Books

Paul Beatty Wins Man Booker Prize In 2016

by Cristina Arreola

On Tuesday, it was announced that Paul Beatty is the 2016 Man Booker Prize winner for The Sellout. The prize — one of the top literary awards for English-language authors — was announced live.

Beatty is the first American to win the award. The Sellout is a satire about a young black man who reinstates slavery and segregation in the local high school in an attempt to save his California town, Dickens. His actions eventually land him in the Supreme Court.

The prize was previously restricted to include only books written by authors who were citizens of Britain, Ireland, or the Commonwealth. But in 2013, the eligibility was opened to include any English-language novel published in the UK, regardless of the author's nationality.

Beatty author beat out finalists Deborah Levy for Hot Milk, Graeme Macrae Burnet for His Bloody Project, fellow American Ottessa Moshfegh for Eileen, David Szalay for All That Man Is, and Madeleine Thien for Do Not Say We Have Nothing to take home the prestigious award. The five finalists were selected from a list of 155 novels, which was whittled to 13 books ('The Booker's Dozen'), then further narrowed to a shortlist of six novels.

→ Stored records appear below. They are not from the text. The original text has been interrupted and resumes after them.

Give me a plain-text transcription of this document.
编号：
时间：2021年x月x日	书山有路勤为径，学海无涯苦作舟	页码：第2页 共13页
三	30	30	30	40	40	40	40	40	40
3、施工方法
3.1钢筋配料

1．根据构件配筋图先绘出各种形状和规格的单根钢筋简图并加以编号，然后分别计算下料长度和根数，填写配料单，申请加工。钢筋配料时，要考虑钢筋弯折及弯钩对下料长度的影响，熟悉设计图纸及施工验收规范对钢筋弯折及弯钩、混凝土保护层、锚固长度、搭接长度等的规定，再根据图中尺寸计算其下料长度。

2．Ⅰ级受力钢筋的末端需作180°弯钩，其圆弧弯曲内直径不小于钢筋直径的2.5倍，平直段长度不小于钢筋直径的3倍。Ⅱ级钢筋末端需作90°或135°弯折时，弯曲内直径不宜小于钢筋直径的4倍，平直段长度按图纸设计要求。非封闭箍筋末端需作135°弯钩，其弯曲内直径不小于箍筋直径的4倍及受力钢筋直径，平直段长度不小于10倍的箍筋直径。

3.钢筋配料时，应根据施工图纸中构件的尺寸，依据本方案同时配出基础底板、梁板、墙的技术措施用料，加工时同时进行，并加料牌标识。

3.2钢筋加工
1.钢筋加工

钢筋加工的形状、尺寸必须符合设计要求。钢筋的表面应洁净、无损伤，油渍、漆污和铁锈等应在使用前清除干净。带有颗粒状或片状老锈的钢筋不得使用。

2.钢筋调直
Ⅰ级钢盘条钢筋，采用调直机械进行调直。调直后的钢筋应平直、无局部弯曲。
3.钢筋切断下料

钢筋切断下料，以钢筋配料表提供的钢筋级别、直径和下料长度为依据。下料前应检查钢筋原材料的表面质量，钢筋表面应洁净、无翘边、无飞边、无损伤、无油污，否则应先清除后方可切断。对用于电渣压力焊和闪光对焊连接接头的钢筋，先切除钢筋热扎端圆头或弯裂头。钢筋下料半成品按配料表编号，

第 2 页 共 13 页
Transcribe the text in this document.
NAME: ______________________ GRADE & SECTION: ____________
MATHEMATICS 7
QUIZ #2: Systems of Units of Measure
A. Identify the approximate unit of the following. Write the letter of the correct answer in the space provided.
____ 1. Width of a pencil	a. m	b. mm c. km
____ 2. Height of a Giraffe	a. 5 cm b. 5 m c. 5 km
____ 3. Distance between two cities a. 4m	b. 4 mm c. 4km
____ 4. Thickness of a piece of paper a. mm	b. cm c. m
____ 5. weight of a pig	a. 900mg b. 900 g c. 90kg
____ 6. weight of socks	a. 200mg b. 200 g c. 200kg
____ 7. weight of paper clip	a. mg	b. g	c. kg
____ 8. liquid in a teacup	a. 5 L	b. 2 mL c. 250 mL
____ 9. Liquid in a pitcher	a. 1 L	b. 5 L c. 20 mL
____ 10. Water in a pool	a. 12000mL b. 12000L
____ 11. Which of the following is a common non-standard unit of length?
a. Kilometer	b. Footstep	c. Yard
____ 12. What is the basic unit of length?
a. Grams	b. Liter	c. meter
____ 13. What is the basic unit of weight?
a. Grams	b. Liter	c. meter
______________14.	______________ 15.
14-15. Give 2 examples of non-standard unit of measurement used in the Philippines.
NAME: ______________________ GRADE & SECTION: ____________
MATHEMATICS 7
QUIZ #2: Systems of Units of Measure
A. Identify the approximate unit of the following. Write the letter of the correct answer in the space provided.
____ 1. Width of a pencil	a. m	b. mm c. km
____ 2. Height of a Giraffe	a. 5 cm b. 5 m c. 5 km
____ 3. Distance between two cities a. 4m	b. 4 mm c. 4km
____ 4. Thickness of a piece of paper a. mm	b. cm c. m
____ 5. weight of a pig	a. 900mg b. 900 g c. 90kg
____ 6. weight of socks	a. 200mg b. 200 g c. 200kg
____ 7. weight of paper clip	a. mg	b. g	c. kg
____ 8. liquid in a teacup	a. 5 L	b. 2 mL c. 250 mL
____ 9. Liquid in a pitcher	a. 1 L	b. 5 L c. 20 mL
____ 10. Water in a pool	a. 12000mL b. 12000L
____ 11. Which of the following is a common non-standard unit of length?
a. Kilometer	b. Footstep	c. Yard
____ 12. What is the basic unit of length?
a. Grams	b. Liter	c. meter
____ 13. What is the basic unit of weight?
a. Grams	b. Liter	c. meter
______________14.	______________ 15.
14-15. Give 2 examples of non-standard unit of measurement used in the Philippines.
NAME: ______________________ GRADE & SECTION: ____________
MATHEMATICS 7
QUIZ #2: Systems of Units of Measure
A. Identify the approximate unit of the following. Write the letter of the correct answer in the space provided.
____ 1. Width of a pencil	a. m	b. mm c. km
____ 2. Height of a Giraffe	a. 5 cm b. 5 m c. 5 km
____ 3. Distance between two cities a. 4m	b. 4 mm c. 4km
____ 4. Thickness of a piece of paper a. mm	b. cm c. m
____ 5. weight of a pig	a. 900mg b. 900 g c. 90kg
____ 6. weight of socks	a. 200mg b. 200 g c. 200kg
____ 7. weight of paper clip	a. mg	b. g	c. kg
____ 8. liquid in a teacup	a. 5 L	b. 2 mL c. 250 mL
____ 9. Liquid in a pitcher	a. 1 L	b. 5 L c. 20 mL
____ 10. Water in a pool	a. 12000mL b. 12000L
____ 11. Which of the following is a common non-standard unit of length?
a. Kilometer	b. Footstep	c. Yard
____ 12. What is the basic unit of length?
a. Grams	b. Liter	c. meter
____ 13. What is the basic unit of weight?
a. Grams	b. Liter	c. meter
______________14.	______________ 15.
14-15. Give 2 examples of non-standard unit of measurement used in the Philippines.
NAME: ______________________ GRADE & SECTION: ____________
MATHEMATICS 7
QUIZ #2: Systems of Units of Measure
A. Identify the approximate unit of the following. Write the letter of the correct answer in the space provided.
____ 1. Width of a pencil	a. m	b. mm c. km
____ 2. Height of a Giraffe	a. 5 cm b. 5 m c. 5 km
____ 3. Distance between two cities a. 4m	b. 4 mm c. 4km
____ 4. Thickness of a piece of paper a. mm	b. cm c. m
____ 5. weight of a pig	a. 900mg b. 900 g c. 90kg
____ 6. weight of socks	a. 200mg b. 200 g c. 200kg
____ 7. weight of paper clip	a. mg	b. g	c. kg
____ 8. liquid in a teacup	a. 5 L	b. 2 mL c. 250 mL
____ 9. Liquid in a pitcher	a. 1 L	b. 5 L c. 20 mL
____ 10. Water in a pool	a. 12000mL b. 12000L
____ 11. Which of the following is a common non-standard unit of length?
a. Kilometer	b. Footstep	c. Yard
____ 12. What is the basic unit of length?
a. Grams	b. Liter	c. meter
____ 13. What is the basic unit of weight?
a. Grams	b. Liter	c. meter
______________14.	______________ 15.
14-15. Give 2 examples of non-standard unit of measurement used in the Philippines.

The winner — who will receive £50,000 ($61,000) for the prize — was chosen by a panel of five judges: historian, columnist and author Dr. Amanda Foreman, writer and academic Jon Day, literature professor and editor Abdulrazak Gurnah, poet, author, and professor of creative writing David Harsent, and actress Olivia Williams.

The Man Booker Prize was established in 1969 to award the best English-language novel published in the UK in a given year. The sister prize, The Man Booker International Prize for Fiction, is awarded to the best book translated into English in a given year. Both awards have been sponsored by the investment firm Man Group (hence the name) since 2002.